Chapter One - On the Run (continued)




She could step around the corner of one life into another, like Alice stepping through the looking glass. She could shed her persona, drape herself in anonymity and walk away from 38 years of living that had brought her into the electric zone of fame and fortune - fame that now threatened to erase her entirely.
. . . She could turn up missing or dead, a corpse like her husband floating and bobbing along the banks of the East River. She could turn up missing and alive, captured, bound and delivered to some old enemies or friends (she knew not which) of her husband’s.
. . . Or she could climb the stairs, four flights of them, to the heavy metal door that would swing open on complaining hinges and set her free.
. . . She could erase all traces of her former life in order to avoid a more extreme form of oblivion. She could leave her East Side sanctuary behind and invent her own witness protection program.
. . . But witness to what? she wondered. Why was she being followed and what did they want from her? The morning’s message had been terse, unclear and yet ominous in tone. They explained little but gave her a meeting place.
. . . “Be in Central Park at the sailboat pond at noon today. Sit at a bench near the Hans Christian Andersen statue.”
. . . Ironic choice, she chuckled to herself, recalling that the author is seated reading the “Ugly Duckling” to a duck at his feet. Was there some hidden message behind this choice?
. . . Why hadn’t they picked the “Mad Tea Party” sculpture at the North end of the pond? “Alice in Wonderland” seemed a more appropriate story to match the situation.
. . . She could “go on the lam,” she remembered from some gangster film.
. . . She could have taken the elevator up, but she wondered if they had some way of tracking its movements.

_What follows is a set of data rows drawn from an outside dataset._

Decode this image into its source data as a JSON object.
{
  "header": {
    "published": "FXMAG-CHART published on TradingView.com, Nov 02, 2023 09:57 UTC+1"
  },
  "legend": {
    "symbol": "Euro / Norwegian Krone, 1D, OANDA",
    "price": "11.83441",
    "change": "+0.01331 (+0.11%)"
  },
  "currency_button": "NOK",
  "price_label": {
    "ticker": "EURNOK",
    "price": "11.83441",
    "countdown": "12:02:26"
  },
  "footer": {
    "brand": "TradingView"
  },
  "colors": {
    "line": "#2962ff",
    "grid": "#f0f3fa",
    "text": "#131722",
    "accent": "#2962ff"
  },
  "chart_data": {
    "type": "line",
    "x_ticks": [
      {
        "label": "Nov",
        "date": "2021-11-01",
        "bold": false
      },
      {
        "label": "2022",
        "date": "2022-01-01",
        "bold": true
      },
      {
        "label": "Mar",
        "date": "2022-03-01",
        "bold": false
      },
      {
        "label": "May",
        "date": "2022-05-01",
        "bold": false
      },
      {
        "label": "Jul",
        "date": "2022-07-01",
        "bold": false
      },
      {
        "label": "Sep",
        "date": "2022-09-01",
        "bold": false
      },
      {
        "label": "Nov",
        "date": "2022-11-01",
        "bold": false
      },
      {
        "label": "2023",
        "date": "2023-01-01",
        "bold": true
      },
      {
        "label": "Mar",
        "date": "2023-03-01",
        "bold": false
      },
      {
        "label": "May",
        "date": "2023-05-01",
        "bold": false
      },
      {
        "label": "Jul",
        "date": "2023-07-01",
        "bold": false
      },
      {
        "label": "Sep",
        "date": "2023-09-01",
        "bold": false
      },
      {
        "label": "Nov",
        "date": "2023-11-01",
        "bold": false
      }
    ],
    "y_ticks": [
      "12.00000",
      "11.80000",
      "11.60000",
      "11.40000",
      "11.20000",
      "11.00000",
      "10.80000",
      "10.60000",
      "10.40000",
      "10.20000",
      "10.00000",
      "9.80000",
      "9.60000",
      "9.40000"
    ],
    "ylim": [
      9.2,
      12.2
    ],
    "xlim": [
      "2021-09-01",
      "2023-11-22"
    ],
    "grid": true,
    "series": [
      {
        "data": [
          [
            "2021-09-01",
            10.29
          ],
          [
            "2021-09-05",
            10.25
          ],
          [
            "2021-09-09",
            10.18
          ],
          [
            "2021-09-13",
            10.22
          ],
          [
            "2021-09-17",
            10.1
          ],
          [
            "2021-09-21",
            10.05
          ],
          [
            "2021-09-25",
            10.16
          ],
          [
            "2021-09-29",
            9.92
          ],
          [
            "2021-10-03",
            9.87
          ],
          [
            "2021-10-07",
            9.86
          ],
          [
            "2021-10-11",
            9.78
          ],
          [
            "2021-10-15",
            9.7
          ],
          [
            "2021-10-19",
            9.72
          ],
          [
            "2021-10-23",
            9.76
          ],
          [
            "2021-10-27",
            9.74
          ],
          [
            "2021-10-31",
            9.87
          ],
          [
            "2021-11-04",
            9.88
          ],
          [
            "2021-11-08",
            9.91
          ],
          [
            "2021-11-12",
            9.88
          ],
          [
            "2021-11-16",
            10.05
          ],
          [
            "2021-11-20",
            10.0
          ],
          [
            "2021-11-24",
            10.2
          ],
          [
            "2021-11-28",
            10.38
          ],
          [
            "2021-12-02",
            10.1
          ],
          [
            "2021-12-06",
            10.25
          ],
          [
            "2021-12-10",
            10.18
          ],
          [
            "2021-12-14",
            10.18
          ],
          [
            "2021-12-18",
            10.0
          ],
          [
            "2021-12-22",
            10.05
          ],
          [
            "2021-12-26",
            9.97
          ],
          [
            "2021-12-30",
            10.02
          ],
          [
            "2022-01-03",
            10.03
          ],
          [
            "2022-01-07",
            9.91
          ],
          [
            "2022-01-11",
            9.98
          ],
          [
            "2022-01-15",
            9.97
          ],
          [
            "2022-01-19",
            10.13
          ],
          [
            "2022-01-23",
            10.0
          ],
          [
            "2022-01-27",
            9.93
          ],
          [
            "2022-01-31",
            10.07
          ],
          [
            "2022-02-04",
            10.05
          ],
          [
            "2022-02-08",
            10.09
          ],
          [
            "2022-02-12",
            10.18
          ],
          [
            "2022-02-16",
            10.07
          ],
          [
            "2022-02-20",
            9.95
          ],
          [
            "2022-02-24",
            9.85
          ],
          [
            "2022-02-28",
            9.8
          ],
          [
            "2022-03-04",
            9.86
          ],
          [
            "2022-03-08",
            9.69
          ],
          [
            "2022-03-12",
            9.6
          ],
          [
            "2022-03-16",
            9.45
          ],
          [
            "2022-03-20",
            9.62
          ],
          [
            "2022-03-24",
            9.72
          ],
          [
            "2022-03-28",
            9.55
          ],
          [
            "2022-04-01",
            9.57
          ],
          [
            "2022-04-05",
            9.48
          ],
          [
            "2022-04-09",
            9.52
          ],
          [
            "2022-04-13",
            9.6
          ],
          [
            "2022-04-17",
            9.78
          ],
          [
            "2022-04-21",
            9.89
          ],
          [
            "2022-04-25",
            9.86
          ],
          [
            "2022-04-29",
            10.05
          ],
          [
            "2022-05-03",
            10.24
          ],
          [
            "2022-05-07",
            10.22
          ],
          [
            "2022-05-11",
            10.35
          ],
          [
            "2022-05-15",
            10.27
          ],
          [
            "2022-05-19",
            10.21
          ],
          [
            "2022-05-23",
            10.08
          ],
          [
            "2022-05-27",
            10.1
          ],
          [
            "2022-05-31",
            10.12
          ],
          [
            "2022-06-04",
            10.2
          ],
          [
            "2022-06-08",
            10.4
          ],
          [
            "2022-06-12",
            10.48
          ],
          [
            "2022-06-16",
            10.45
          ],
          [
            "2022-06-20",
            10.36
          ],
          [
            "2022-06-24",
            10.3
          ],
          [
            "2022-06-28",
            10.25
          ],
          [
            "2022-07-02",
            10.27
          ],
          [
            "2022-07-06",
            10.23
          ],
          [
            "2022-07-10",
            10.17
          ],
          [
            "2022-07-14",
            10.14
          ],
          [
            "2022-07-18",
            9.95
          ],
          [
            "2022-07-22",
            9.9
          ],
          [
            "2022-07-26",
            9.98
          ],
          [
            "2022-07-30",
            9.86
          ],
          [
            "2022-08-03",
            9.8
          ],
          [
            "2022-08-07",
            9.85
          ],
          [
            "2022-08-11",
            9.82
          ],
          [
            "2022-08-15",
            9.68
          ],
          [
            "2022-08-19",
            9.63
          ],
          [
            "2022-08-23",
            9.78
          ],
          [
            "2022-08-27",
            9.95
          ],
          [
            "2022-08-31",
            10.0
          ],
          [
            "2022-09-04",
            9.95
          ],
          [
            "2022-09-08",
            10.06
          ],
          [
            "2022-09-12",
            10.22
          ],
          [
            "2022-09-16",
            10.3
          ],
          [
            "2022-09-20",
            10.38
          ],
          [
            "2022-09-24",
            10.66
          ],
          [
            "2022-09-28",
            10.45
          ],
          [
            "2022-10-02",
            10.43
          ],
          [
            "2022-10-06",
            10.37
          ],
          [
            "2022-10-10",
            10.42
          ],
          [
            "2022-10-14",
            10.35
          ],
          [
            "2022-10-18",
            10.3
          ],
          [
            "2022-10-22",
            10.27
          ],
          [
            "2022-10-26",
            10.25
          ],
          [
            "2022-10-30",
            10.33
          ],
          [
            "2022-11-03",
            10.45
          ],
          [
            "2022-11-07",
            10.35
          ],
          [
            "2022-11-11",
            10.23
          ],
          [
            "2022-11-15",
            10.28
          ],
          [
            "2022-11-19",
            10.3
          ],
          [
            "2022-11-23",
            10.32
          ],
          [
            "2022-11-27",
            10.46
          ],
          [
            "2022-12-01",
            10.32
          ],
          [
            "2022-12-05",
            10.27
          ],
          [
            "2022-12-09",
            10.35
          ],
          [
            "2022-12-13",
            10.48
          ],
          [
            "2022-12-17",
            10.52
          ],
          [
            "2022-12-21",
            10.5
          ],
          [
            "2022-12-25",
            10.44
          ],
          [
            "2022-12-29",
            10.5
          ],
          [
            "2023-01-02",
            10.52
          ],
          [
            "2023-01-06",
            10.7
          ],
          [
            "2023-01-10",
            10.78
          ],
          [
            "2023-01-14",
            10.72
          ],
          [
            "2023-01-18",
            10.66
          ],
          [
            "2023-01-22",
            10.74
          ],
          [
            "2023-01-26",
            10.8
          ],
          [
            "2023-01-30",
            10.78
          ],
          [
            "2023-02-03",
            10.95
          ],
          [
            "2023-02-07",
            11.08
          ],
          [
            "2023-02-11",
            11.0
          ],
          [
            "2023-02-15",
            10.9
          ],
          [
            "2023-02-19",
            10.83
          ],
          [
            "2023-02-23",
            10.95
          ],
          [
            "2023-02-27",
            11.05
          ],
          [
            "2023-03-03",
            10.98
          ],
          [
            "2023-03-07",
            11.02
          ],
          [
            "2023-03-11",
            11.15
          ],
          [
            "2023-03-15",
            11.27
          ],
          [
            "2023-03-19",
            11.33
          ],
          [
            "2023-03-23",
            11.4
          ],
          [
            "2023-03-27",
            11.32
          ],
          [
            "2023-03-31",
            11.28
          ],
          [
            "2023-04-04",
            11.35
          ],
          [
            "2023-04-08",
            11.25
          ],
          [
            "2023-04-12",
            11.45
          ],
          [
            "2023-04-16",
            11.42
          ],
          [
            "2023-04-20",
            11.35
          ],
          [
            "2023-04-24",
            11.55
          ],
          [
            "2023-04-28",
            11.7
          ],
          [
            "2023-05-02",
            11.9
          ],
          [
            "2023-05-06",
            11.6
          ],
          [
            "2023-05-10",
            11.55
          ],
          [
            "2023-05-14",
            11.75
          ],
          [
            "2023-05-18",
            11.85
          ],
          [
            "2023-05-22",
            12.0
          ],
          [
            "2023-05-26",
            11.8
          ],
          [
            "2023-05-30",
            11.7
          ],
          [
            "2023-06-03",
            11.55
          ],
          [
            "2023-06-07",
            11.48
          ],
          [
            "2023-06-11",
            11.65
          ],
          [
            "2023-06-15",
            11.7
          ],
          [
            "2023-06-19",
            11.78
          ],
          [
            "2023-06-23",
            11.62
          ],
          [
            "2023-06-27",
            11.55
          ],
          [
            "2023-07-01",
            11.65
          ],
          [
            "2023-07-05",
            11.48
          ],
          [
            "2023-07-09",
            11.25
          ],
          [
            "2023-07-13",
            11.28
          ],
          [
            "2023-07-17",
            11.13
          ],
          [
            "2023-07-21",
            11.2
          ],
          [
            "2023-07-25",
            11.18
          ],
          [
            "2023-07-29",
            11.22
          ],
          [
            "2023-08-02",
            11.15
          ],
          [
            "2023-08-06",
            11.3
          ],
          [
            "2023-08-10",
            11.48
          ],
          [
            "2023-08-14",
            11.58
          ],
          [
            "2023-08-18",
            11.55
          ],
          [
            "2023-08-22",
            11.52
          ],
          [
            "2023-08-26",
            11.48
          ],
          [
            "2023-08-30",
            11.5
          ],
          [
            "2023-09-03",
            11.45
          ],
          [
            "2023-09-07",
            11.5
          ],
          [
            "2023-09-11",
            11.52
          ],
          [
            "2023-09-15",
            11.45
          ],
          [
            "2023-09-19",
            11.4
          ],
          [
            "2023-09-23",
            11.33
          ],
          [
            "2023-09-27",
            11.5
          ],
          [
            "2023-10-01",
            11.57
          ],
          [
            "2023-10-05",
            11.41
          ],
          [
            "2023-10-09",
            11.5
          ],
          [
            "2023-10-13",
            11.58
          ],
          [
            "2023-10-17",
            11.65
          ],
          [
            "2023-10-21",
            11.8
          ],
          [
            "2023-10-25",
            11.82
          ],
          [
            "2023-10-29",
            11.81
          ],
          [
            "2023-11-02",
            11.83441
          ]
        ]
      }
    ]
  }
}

She was even careful to muffle the sound of the heavy door shutting. She left the bolts unlocked. She thought they might have eavesdropping equipment that could track her steps.
. . . And then again, she worried that her imagination was exaggerating the risks and the threats. Paranoia lurked nearby - a shadowy leering companion, cackling at her struggles.
. . . The stairs up to the roof were shining clean, barren and virtually untouched until she reached the top landing where the door to the roof awaited her. Because many of the building’s tenants enjoyed tanning on the rooftop, the landing’s linoleum was scuffed and scarred.
. . . She cautiously swung the heavy green metal open to a morning that was mild, bright, and seemingly unaware of the danger stalking her. In no time at all, she had crossed three rooftops, passed three water towers and pulled open the metal door of the corner building. Feeling braver, she took the antique Otis elevator down to the lobby where the exit waited for her.
. . . As she emerged from the revolving brass doors, her gait was measured, her steps were flat and her normally brisk, purposeful stride had disappeared. Anyone watching her from the street would have ignored her, would have thought her unremarkable and quite dull.
. . . She headed for Central Park slowly.